The above code will grab my buttons DHCP requests and trigger an MQTT message. The MQTT subject will be /home/dashbuttons/last-six-MAC-digits, and will always publish a 1.

Running a test command verifies that everything is working correctly. I’ll subscribe to all topics (“#”) so I can see all the MQTT messages going by, each button press resulting in a new line:

[git:master] [2015-12-13 11:00:05] 504 ~ $ mosquitto_sub -h homeautomation.muzik.ca -t "#" -v
/home/dashbuttons/aabbcc 1
/home/dashbuttons/aabbcc 1

Attaching the button and magnetic reed switch

Attaching the button was straightfoward – a bit of tape and everything worked as expected. The final install is pictured below

OpenHAB Configuration

The final piece of the puzzle was integrating the mailbox into OpenHAB, which controls the home automation.
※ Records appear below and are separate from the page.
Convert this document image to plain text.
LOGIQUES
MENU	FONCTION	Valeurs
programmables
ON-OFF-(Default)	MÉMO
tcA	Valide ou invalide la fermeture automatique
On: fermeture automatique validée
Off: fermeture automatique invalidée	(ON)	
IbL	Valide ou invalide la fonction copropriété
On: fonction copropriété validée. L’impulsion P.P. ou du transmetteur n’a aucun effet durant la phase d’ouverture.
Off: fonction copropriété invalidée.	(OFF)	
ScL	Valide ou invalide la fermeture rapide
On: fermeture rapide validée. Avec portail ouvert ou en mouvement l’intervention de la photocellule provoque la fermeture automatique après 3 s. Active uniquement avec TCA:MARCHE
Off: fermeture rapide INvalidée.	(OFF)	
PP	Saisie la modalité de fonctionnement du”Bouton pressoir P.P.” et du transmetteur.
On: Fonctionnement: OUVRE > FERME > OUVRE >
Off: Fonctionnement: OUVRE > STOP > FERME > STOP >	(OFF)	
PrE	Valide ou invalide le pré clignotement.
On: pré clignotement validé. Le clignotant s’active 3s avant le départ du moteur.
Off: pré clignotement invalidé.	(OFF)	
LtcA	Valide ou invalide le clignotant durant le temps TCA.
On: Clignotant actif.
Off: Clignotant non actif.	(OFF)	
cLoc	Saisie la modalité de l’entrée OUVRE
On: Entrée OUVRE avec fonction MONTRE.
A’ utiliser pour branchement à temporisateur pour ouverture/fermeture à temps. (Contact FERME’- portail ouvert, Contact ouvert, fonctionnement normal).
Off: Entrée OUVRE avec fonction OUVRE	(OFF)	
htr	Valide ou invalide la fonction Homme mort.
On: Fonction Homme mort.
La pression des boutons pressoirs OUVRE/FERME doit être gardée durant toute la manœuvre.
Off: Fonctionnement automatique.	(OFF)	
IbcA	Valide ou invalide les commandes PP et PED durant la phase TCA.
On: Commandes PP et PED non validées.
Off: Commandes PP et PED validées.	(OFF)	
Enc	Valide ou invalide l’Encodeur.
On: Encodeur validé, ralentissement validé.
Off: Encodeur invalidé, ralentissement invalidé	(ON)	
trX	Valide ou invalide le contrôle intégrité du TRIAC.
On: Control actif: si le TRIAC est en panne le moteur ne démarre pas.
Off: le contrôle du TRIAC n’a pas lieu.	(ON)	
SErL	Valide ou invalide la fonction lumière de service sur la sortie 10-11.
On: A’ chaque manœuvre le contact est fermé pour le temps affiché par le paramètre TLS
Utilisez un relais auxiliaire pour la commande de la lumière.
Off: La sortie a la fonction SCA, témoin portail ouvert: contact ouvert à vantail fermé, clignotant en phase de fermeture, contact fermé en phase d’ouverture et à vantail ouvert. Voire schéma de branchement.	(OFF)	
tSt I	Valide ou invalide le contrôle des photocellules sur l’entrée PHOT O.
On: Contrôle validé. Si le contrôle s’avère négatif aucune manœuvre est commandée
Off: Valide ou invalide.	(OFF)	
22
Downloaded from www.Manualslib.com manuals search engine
Define a new switch in items:

Switch Mailbox "Mailbox Dash" { mqtt="<[mqttmain:/home/dashbuttons/aabbcc:command:ON:1]" }

Define a new rule, which resets the mailbox status to OFF and prepares it for the next box opening:

import org.openhab.core.library.types.*
import org.openhab.core.persistence.*
import org.openhab.model.script.actions.*

rule "notify on mail"
when
  Item Mailbox changed from OFF to ON
then
  notifyMyAndroid("Mail's Here!", "Mailbox action triggered", -1)
  sendCommand(Mailbox, OFF)
end

The final goods:

Next Steps

Now that this is working, the rest will be to improve the home automation bits: I want to do presence detection with my cell phone. This way I can make a decision for the mail notification: if I’m home then blink a light, or if I’m not home, send via notifymyandroid.